The vote breakdown will be the most important signal for markets. A move towards a majority favouring cuts (e.g., 5-4 in favour of cutting) would strongly signal a November cut, even if September produces a hold. Conversely, if the hike dissent from April has spread to two members, the market would reprice to remove cut expectations entirely and test sterling higher.
Related Events
- Bank of England MPC Rate Decision June 2026 – The June 18 decision is the most recent available reference point for current BoE policy stance.
- FOMC Rate Decision June 2026 – The US Fed’s June 16-17 decision and the September 15-16 FOMC meeting (immediately preceding BoE September) set the global rate context.

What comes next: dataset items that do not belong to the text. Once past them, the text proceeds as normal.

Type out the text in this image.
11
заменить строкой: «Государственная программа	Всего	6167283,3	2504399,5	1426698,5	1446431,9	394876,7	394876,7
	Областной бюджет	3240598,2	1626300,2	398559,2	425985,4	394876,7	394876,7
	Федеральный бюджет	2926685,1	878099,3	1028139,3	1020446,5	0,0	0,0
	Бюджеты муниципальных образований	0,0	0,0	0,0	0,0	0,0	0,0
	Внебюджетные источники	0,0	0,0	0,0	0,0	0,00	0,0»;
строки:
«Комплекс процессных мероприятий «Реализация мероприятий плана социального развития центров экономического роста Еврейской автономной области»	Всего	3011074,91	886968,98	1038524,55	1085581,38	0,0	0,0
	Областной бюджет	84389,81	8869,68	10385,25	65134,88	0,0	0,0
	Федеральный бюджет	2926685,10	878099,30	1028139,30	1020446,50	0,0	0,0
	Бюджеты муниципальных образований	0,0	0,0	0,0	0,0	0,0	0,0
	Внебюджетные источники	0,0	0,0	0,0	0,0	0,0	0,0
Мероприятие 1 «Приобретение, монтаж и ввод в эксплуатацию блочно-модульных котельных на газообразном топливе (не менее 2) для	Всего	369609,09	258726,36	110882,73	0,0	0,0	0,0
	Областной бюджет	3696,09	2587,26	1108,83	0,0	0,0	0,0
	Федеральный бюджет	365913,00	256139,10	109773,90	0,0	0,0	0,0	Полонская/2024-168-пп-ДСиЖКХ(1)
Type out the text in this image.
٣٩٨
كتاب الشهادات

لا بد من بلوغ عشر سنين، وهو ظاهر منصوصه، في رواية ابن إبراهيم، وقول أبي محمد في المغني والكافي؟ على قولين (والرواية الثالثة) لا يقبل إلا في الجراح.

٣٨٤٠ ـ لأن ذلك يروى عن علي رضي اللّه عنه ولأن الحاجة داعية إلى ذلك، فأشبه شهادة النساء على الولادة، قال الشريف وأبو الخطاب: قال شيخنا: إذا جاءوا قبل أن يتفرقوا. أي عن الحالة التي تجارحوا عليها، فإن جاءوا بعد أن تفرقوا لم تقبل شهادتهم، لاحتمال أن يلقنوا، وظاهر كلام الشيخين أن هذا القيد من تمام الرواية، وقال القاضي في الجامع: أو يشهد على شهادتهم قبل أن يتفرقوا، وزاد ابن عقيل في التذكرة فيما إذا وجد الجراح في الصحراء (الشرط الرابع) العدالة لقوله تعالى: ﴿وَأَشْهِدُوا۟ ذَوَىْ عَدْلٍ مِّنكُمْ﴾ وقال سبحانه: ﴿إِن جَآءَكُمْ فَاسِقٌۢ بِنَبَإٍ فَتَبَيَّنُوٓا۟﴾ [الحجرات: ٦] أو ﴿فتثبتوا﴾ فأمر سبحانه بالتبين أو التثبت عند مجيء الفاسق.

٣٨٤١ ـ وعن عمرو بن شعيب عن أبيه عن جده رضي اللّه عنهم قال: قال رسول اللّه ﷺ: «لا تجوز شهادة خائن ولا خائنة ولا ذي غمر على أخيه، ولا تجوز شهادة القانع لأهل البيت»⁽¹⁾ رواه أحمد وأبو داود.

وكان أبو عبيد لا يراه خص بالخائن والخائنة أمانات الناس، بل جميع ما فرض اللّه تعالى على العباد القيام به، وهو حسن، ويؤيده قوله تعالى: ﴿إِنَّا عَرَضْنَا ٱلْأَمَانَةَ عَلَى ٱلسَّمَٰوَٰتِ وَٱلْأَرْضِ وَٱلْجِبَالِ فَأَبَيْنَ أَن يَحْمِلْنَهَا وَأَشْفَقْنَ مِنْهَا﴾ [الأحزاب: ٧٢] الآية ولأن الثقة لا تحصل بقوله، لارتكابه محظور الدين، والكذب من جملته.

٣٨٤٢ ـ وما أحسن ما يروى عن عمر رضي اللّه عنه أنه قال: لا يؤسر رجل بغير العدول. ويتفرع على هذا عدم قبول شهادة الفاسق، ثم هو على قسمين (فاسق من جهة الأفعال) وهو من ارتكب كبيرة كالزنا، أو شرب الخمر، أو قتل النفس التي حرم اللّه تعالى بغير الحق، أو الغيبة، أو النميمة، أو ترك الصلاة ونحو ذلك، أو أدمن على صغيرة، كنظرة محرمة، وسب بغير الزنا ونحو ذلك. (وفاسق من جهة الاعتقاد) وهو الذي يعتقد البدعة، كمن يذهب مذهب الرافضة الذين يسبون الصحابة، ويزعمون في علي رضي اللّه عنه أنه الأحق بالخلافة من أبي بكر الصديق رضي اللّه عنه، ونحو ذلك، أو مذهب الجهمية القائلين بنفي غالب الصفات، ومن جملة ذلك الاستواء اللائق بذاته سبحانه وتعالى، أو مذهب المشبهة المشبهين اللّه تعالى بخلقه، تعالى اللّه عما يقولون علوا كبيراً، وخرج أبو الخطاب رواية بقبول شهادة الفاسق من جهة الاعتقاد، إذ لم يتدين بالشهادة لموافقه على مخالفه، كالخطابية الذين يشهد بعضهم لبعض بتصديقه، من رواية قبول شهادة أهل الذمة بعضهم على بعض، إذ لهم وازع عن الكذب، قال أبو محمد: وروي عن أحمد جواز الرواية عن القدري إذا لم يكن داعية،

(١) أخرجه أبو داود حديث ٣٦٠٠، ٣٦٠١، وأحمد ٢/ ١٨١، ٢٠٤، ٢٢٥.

- ECB Rate Decision June 2026 – The ECB’s trajectory influences UK-EU trade conditions and the broader European monetary policy environment that the BoE monitors.
Frequently Asked Questions
What is the difference between a Monetary Policy Report meeting and a regular MPC meeting?
At Monetary Policy Report (MPR) meetings, held in February, May, August, and November, the MPC publishes updated staff economic forecasts for UK inflation, GDP, and unemployment alongside the rate decision. These forecasts provide context for the rate decision and signal the MPC’s expected rate path. At non-MPR meetings (March, June, September, December), only the decision, summary, and minutes are released, without new forecasts. The August MPR, immediately preceding September, will have set the most recent forecast baseline.
When will the Bank of England September 2026 decision be announced?
The MPC will publish its monetary policy decision at 12:00 GMT on Thursday, September 17, 2026. The monetary policy summary and minutes will be released simultaneously. September is not an MPR meeting, so no updated staff economic projections will be published.
How does UK wage growth affect the MPC’s rate decisions?
The MPC monitors wage growth closely because it is a key determinant of services inflation, the component of UK CPI most influenced by domestic price-setting. When wage growth runs significantly above productivity growth, businesses face higher costs that often pass through into services prices, making it difficult for overall CPI to return to the 2% target. The BoE’s April 2026 Monetary Policy Report cited above-4% wage growth as a factor in its decision to hold, and any sustained moderation in wage growth would be among the strongest signals that a cut is warranted.